ADAPTER LES TRANSPORTS COLLECTIFS

Quoiqu’il advienne, les salariés ont la certitude que le nouveau site sera desservi par un bus », se félicite Jean-François Fourcard, délégué CFE-CGC chez Dassault Systèmes. Le déménagement de Suresnes à Vélizy-Villacoublay du siège du numéro un de la conception en 3D a longtemps inquiété les salariés. En cause : les transports en commun. Il faudra attendre 2012 avant que le tramway Châtillon-Viroflay soit achevé ! Dassault Systèmes a pris les devants, en contactant deux ans avant l’emménagement les collectivités et le Syndicat des transports d’Ile-de-France, afin qu’ils améliorent les conditions d’accès au site. Mieux, il a créé, avec d’autres entreprises du site, une association (représentant 30 000 emplois). Pour peser sur les décisions mais aussi envisager une alternative. L’objectif ? Un réseau de bus privés complémentaire, avec un financement mutualisé entre les entreprises. Fin 2007, chacune avait identifié les plages horaires sensibles et le nombre de salariés concernés. Et Dassault Systèmes a budgété le financement : 300 000 euros par an. Le ramassage d’entreprise, solution privilégiée par 2 % des employeurs sondés par Liaisons sociales et l’IVM, se décline de plus en plus au pluriel. Pour des raisons de coût. « Les grandes entreprises, qui ont abandonné les bus d’employeurs, ne veulent plus y revenir. Cela est vite considéré comme un avantage acquis par les syndicats », remarque Éric Le Breton, sociologue à l’IVM.

51 %

des entreprises interrogées constatent des problèmes de transport chez une majorité de salariés.

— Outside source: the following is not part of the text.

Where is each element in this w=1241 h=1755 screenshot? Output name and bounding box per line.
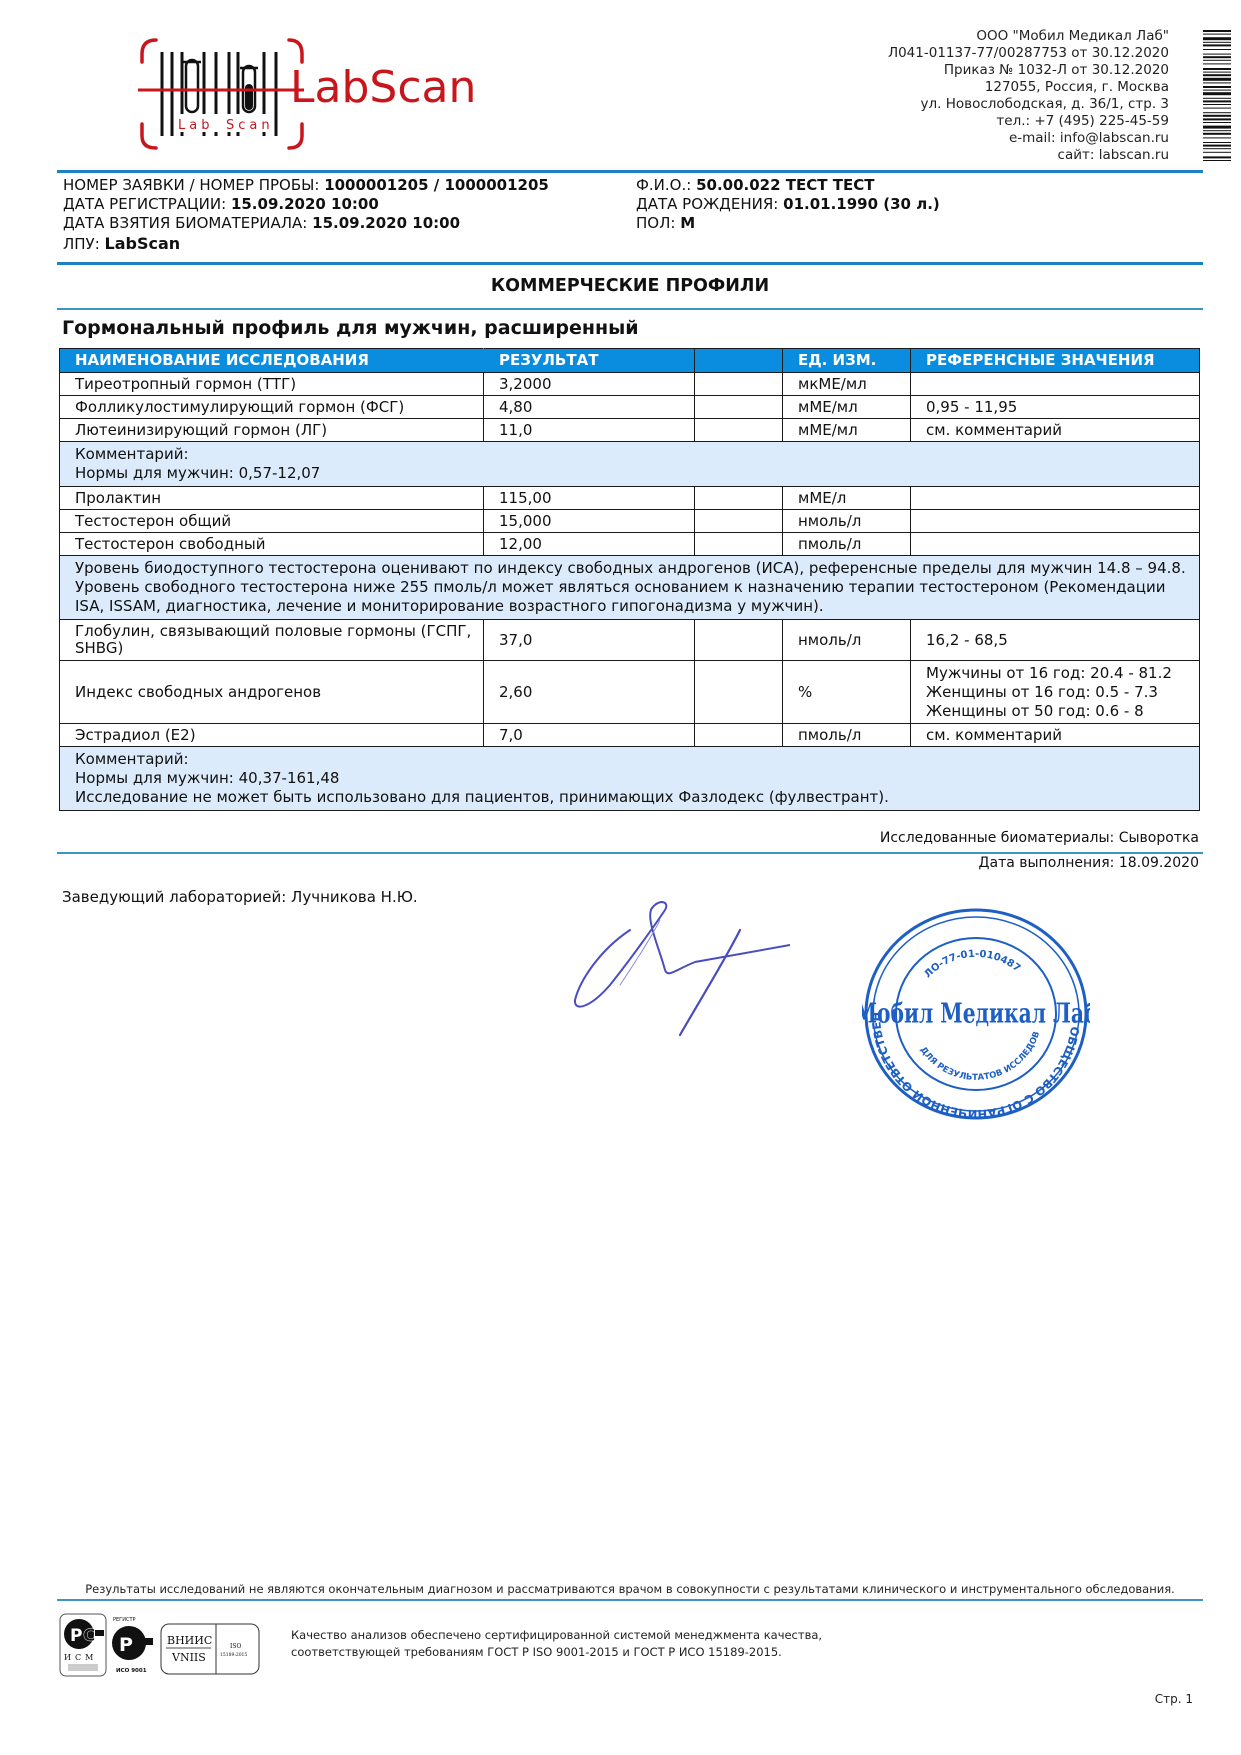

Sondage Liaisons sociales-Institut pour la ville en mouvement sur les difficultés de transport et d’organisation de la vie quotidienne des salariés, réalisé en octobre 2007 auprès de 330 entreprises.

“Le partage des rôles pouvoirs publics-entreprises se modifie”

Éric Le Breton, sociologue et directeur scientifique à l’IVM.

Que révèle le sondage* ?

Une large majorité d’entreprises reconnaissent que leurs personnels rencontrent des problèmes de transport, de logement et de garde d’enfants, et que cela entame leur performance. Le sondage fait apparaître un clivage entre les entreprises privées et publiques, plus sensibilisées. Cela s’explique par une syndicalisation élevée et leurs conditions d’emploi : bon nombre cumulent une forte proportion de petits salaires avec des rythmes de travail atypiques.

Jusqu’où va cette sensibilisation ?

La moitié des entreprises interrogées intervient dans l’aide à la mobilité, 69 % dans l’aide au logement et 35 % ont aidé ou tenté d’aider leurs personnels pour la garde d’enfants. La question du déplacement mobilise particulièrement : 36 % des employeurs considèrent qu’ils doivent être en première ligne. Et la majorité veut bien intervenir mais pas toute seule ! Les entreprises attendent des pouvoirs publics plus d’efficacité.

Est-ce l’amorce d’une nouvelle implication des entreprises ?

Le compromis des Trente Glorieuses, assignant aux entreprises, aux salariés et aux pouvoirs publics leur propre domaine de responsabilité, est aujourd’hui interrogé. Le partage des rôles se modifie. Face aux difficultés de recrutement ou de turnover, des entreprises réinvestissent les domaines de la mobilité, du logement ou de la garde d’enfants. Dans les secteurs en tension, elles n’ont pas le choix. Mais cela ne reflète pas de néopaternalisme : leurs démarches sont complémentaires de celles des pouvoirs publics et reposent souvent sur une mutualisation de moyens entre employeurs ou sur de la sous-traitance.

* Accessible sur www.ville-en-mouvement.com.